20th September 22
We have now had two full weeks of term, and there is a happy and purposeful bustle around school as our students settle back into the rhythms and routine of school life, resilient in the face of the country’s sadness. It has been an extraordinary and historic fortnight since we returned to school after the long summer holidays. We went back to school (it seems like an age ago) with the news of a new Prime Minister, a new cabinet, a new Education Secretary and the death of our gracious and noble Queen, Her Majesty, Queen Elizabeth II. The entire school community came together for the beginning of term assembly, where we welcomed back our returners, met the new Student Council, and introduced our new staff. One of our new students, Mahmood, played a piano solo to the community where you could hear a pin drop in the atrium – courageous and mesmerising; it set the tone for the year. We then came together again as a whole school community to commemorate the death of Her Majesty in an emotional tribute.

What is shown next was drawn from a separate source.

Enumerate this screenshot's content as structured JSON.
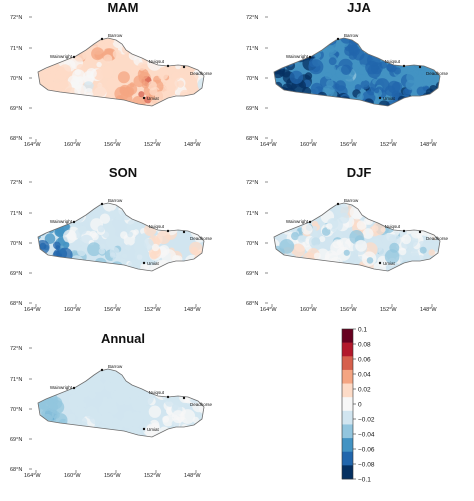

I learned of The Queen’s death in a Board meeting on Thursday, 8 September, as the news flashed up on my phone, and I confess to having spent the best part of the past week in a mournful mode as the impact has hit of the loss which we have collectively experienced. Her Majesty The Queen was a phenomenal woman who had (as has been brought home to us all) an extraordinary impact on the world through her commitment to tirelessly carrying out her duties. Although feared and anticipated for so long, her death was nonetheless a shock to us all through its suddenness, and I know from speaking to countless friends and colleagues across the world that I am not alone. The global media coverage, huge crowds, the pageantry and ceremony, floral tributes, bank holidays, memorial services, the long queues – these all speak volumes of how our Queen was held in such high regard and affection around the world.

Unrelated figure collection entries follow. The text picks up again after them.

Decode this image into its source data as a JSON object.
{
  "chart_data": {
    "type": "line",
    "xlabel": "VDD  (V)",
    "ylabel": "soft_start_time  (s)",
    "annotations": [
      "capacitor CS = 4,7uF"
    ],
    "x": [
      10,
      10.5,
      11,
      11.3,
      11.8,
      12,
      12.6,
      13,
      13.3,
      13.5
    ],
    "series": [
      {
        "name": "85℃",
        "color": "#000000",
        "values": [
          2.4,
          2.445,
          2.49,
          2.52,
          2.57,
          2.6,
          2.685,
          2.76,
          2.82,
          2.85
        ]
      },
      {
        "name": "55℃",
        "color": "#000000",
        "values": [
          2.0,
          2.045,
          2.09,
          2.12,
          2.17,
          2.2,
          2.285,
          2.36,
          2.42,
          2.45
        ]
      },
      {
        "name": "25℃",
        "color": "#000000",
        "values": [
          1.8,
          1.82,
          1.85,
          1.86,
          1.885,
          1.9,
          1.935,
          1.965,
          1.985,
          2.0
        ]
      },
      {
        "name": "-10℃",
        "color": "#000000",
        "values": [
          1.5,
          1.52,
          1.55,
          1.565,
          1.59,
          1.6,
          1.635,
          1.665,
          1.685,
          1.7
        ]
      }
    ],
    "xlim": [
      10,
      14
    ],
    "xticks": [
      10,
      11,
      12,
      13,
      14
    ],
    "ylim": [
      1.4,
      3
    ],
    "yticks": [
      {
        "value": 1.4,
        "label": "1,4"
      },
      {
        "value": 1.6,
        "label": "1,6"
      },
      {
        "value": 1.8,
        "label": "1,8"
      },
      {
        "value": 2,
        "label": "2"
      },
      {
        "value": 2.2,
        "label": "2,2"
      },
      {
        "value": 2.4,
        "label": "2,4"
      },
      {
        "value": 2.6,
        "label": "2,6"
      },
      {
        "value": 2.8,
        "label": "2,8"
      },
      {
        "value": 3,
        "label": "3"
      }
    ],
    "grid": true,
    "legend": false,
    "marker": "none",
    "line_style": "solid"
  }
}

Of course, there is a re-commitment to the future, too – King Charles III has stepped into the monarch’s role and has taken on the mantle of his remarkable mother. How lucky are we to be alive at this moment in history? Whatever people think or feel about the concept of a monarchy, there can be no denying that our constitutional monarchy has the ability to speak to people and bring people together in ways that are deeply powerful and sustaining.
The words of the (new) Prince of Wales on Saturday, 10 September, struck a powerful chord with me and reflected what we are trying to do here at DLD. In paying tribute to his beloved grandmother, he thanked her for providing an example to his generation – and, arguably, all generations. This example, for him, was one of “service and dignity”, and these words reflected precisely what his grandmother embodied. We should represent these old-fashioned values and not let them slip away unnoticed. Serving others, caring about others, and seeking to make a difference to the lives of others is something we should all do. This was, in essence, what The Queen did. Her Majesty was an incredible role model in her service and in her dignity.

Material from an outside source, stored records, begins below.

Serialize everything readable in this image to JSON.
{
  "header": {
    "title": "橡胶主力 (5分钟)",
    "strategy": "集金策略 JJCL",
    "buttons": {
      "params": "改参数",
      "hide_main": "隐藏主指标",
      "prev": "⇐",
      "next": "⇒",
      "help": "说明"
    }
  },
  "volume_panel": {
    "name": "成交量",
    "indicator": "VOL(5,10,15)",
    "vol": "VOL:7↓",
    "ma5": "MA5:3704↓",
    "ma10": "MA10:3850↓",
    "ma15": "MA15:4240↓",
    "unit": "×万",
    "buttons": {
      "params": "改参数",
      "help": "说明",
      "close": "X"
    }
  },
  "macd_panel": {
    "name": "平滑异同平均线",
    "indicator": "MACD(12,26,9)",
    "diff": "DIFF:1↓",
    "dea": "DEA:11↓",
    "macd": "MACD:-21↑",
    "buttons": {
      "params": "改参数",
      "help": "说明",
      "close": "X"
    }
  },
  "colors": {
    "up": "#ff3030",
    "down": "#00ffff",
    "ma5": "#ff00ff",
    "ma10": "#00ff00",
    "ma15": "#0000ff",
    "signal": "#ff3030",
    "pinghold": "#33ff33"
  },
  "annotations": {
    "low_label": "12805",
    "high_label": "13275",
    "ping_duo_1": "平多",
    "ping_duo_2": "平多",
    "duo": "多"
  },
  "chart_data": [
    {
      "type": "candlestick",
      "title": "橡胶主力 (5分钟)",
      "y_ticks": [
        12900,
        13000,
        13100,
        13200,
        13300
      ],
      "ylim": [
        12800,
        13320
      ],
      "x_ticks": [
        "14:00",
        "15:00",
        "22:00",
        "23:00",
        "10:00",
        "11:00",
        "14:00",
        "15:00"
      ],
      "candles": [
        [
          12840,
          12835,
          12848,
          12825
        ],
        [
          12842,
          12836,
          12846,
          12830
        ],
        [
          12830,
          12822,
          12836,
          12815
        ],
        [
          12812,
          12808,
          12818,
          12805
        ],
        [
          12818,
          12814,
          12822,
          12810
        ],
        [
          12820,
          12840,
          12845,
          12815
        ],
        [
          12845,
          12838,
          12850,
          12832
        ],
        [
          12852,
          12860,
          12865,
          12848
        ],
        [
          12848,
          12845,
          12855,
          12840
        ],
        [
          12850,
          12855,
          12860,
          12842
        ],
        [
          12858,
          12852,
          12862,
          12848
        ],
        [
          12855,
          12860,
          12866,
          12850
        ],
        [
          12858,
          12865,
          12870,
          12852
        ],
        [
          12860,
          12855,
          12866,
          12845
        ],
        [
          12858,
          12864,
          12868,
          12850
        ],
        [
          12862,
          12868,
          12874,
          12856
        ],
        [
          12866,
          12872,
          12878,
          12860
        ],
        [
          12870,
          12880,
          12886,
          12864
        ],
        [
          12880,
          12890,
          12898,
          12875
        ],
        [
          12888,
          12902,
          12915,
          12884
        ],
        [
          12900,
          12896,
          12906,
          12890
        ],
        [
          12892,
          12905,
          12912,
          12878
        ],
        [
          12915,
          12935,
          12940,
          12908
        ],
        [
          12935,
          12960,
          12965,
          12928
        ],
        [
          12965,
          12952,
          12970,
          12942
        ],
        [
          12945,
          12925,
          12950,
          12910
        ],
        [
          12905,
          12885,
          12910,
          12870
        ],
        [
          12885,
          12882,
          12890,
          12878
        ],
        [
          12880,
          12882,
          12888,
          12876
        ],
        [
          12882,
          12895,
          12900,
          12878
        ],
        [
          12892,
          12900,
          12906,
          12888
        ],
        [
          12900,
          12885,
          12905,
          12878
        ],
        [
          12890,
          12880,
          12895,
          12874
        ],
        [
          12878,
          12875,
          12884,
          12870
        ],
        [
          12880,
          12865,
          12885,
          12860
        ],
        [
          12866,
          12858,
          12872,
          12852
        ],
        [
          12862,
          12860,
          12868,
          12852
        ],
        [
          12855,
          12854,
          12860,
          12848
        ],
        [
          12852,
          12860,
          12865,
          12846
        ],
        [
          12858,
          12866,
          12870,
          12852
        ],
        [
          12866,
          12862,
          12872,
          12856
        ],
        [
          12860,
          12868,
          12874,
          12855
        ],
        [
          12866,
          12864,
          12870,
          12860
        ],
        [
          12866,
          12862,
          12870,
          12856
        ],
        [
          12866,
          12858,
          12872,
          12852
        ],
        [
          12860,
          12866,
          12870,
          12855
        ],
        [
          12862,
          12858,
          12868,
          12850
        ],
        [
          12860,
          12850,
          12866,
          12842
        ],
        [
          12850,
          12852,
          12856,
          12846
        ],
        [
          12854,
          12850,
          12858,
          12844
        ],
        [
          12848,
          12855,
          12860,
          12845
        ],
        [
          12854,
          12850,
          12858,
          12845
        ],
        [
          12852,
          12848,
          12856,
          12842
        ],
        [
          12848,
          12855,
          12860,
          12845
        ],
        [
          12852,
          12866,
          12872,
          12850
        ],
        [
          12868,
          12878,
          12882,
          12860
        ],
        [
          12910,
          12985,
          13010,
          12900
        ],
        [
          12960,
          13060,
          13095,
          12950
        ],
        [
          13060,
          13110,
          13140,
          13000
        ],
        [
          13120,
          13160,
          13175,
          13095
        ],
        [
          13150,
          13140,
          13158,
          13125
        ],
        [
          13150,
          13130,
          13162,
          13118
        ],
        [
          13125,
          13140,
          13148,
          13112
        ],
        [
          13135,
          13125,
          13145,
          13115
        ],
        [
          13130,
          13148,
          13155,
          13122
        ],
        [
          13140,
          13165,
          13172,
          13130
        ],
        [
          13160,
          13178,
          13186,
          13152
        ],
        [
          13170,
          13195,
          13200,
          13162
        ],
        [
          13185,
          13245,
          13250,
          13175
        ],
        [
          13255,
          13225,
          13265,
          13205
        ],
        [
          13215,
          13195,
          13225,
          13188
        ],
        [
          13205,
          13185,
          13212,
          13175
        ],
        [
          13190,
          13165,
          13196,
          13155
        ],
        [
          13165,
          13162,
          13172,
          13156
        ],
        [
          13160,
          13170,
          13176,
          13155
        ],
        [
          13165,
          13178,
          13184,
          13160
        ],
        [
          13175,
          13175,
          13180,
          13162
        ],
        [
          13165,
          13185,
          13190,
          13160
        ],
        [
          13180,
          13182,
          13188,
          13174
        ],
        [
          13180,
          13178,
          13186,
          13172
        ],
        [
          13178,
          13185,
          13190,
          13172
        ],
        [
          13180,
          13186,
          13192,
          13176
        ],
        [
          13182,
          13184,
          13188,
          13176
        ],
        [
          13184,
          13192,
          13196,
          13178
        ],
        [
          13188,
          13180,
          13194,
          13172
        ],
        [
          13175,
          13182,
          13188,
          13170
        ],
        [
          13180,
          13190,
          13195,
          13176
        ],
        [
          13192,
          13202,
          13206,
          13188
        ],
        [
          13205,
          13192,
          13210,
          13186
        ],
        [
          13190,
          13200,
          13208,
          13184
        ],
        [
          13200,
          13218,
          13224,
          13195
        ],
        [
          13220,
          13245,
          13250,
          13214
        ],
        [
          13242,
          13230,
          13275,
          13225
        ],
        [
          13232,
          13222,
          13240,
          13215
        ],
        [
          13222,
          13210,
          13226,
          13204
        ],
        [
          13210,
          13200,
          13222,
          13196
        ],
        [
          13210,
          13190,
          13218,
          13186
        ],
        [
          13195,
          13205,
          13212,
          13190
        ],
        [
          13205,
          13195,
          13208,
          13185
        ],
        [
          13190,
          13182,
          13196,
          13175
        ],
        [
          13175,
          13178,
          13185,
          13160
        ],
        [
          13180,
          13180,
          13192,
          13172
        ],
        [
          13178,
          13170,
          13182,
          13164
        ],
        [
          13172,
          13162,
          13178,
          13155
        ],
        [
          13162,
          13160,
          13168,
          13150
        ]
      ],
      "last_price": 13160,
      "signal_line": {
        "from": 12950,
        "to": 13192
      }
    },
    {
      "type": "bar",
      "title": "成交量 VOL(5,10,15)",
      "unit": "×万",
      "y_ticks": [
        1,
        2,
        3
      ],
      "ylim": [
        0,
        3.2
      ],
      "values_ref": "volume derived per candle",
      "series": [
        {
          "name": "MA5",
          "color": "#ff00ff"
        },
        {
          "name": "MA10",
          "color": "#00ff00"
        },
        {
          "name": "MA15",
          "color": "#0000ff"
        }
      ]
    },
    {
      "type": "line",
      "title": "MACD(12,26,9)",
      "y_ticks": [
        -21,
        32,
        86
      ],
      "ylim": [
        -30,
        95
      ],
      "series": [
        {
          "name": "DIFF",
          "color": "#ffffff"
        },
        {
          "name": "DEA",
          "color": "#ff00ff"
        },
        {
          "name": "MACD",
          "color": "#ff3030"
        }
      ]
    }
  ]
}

“Grief is the price we pay for love” said our late Queen, and we loved her for it; let us grieve for now and re-commit to loving more in every aspect of our lives and with all of those around us. Those values of tolerance, respect and kindness that we hold dearly at DLD mean more now than ever. And let us do so with a renewed commitment to serving others and conducting ourselves with dignity – what a tribute to The Queen and her legacy that would be.